Fishing trout in still water has a lot in common, whether it’s salt or fresh water. The trout live much in the same way: The feed and grow to maturity in the large still water and migrate to streams to spawn. Whether fresh or salt, the habitats also share some of the same types of prey – gammarus and baitfish/fry being two of the notable ones. In both fresh and salt water you can even be lucky enough to find trout feeding on terrestrials.

The fishing itself also shares a lot of similarities. Large bodies of water, no current to help move the fly, often a need for long casts and of course similar reactions from the fish to wind, temperature, behaviour of prey and so on. For that very reason the early saltwater fly fishers in Denmark in the late 1960s and early 1970s sought a lot of inspiration in both the British and American still water traditions.

This is easily visible in some of the early publications, both articles and books, where for instance hair wing streamers of American pedigree are common. I’ve talked about the Mickey Finn before, but one that is also mentioned early on is Art Flick’s Black Nosed Dace. A wonderful, simple and beautiful hairwing streamer. Several variants are seen, but the original calls for a red, wool tail, body of flat silver tinsel, ribbed with oval silver. The underwing is polar bear, middle wing skunk and overwing bucktail. Here’s I’ve substituted the skunk for dyed black squirrel, but otherwise it’s as the original. Strangely enough, it’s one of few flies that utilise the beautiful, natural brown hairs on a bucktail.

Silver, white, black and brown – it can never go wrong. A Black Nosed Dace is a wonderful allround baitfish/fry imitation.

As the name implies it’s meant to imitate a dace, but I’m sure sea trout will take it for just about any small fish. I used to have it in my box, but it’s been gone for years – now it’s back. I’ve tied a few on both the NS 118 and the NS 105 – both hooks suit the fly well. And since it was originally tied for freshwater, I’ll stick a handful on the fresh-still-water-box as well. I do enjoy every now and then trying to catch a trout on old classics.

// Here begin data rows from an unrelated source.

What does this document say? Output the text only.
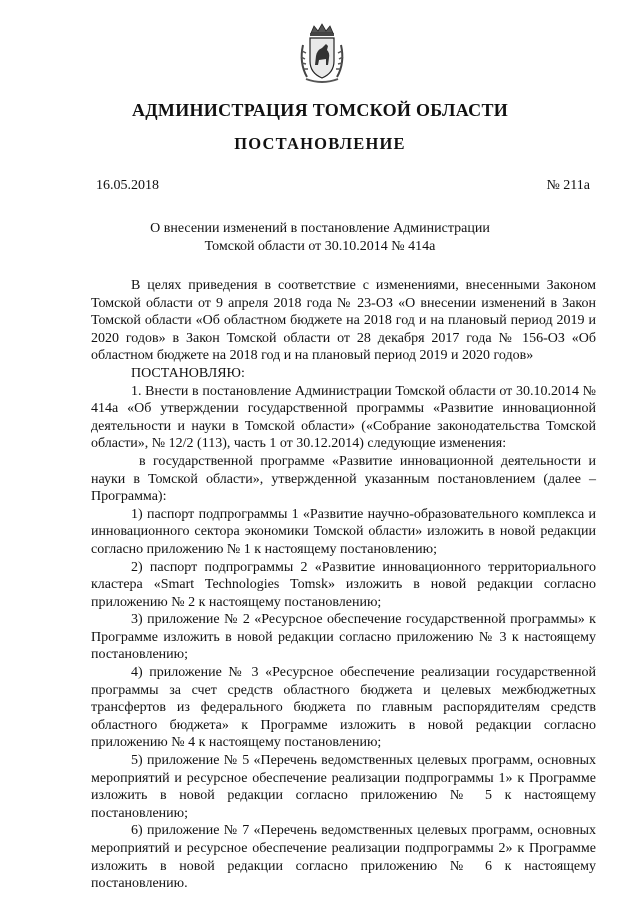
АДМИНИСТРАЦИЯ ТОМСКОЙ ОБЛАСТИ
ПОСТАНОВЛЕНИЕ
16.05.2018	№ 211а
О внесении изменений в постановление Администрации
Томской области от 30.10.2014 № 414а

В целях приведения в соответствие с изменениями, внесенными Законом Томской области от 9 апреля 2018 года № 23-ОЗ «О внесении изменений в Закон Томской области «Об областном бюджете на 2018 год и на плановый период 2019 и 2020 годов» в Закон Томской области от 28 декабря 2017 года № 156-ОЗ «Об областном бюджете на 2018 год и на плановый период 2019 и 2020 годов»

ПОСТАНОВЛЯЮ:

1. Внести в постановление Администрации Томской области от 30.10.2014 № 414а «Об утверждении государственной программы «Развитие инновационной деятельности и науки в Томской области» («Собрание законодательства Томской области», № 12/2 (113), часть 1 от 30.12.2014) следующие изменения:

в государственной программе «Развитие инновационной деятельности и науки в Томской области», утвержденной указанным постановлением (далее – Программа):

1) паспорт подпрограммы 1 «Развитие научно-образовательного комплекса и инновационного сектора экономики Томской области» изложить в новой редакции согласно приложению № 1 к настоящему постановлению;

2) паспорт подпрограммы 2 «Развитие инновационного территориального кластера «Smart Technologies Tomsk» изложить в новой редакции согласно приложению № 2 к настоящему постановлению;

3) приложение № 2 «Ресурсное обеспечение государственной программы» к Программе изложить в новой редакции согласно приложению № 3 к настоящему постановлению;

4) приложение № 3 «Ресурсное обеспечение реализации государственной программы за счет средств областного бюджета и целевых межбюджетных трансфертов из федерального бюджета по главным распорядителям средств областного бюджета» к Программе изложить в новой редакции согласно приложению № 4 к настоящему постановлению;

5) приложение № 5 «Перечень ведомственных целевых программ, основных мероприятий и ресурсное обеспечение реализации подпрограммы 1» к Программе изложить в новой редакции согласно приложению № 5 к настоящему постановлению;

6) приложение № 7 «Перечень ведомственных целевых программ, основных мероприятий и ресурсное обеспечение реализации подпрограммы 2» к Программе изложить в новой редакции согласно приложению № 6 к настоящему постановлению.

On the NS 105 it looks a bit more aggressive and the NS 105 is also a little heavier and better suited for bigger fish, so for the salt, this might be the way to go.

A long time ago, a friend of mine, Dennis Jensen from Esbjerg in Denmark, began experimenting with zonkers – a different kind of streamers. The reason is obvious, they are extremely mobile and extremely durable. Dennis is a bit of a tinkerer, a tool maker by trade (as was his father, Richard) and I remember seeing in the magazines (you know, the old school printed ones) flies he had tied. A more or less standard zonker with a body of mylar tubing, but over a fish-shaped underbody. Dennis was making moulds for specific hooks and was “casting” bodies with hotglue, which gave a unique shape and translucency to the body.

Dennis recently made a couple of moulds for a couple of our hooks and was kind enough to send me a couple together with a couple of his flies. An orange underbody, hot glue and covered with mylar tube does give quite a nice effect.

According to Dennis, this version is his favourite, sharply followed by a chartreuse version. The translucency and slightly orange/pink hues are really attractive. Tied by Dennis Jensen.

I have a few ideas of my own using these mould that I want to explore, a Black Nosed Dace hot-glue-belly-version is one of them. I can just feel my box needs a small school of Dennis-Jensen-style-zonkers.

New and old – and new and old fused together, these are some of the aspects I love about fly fishing and fly tying.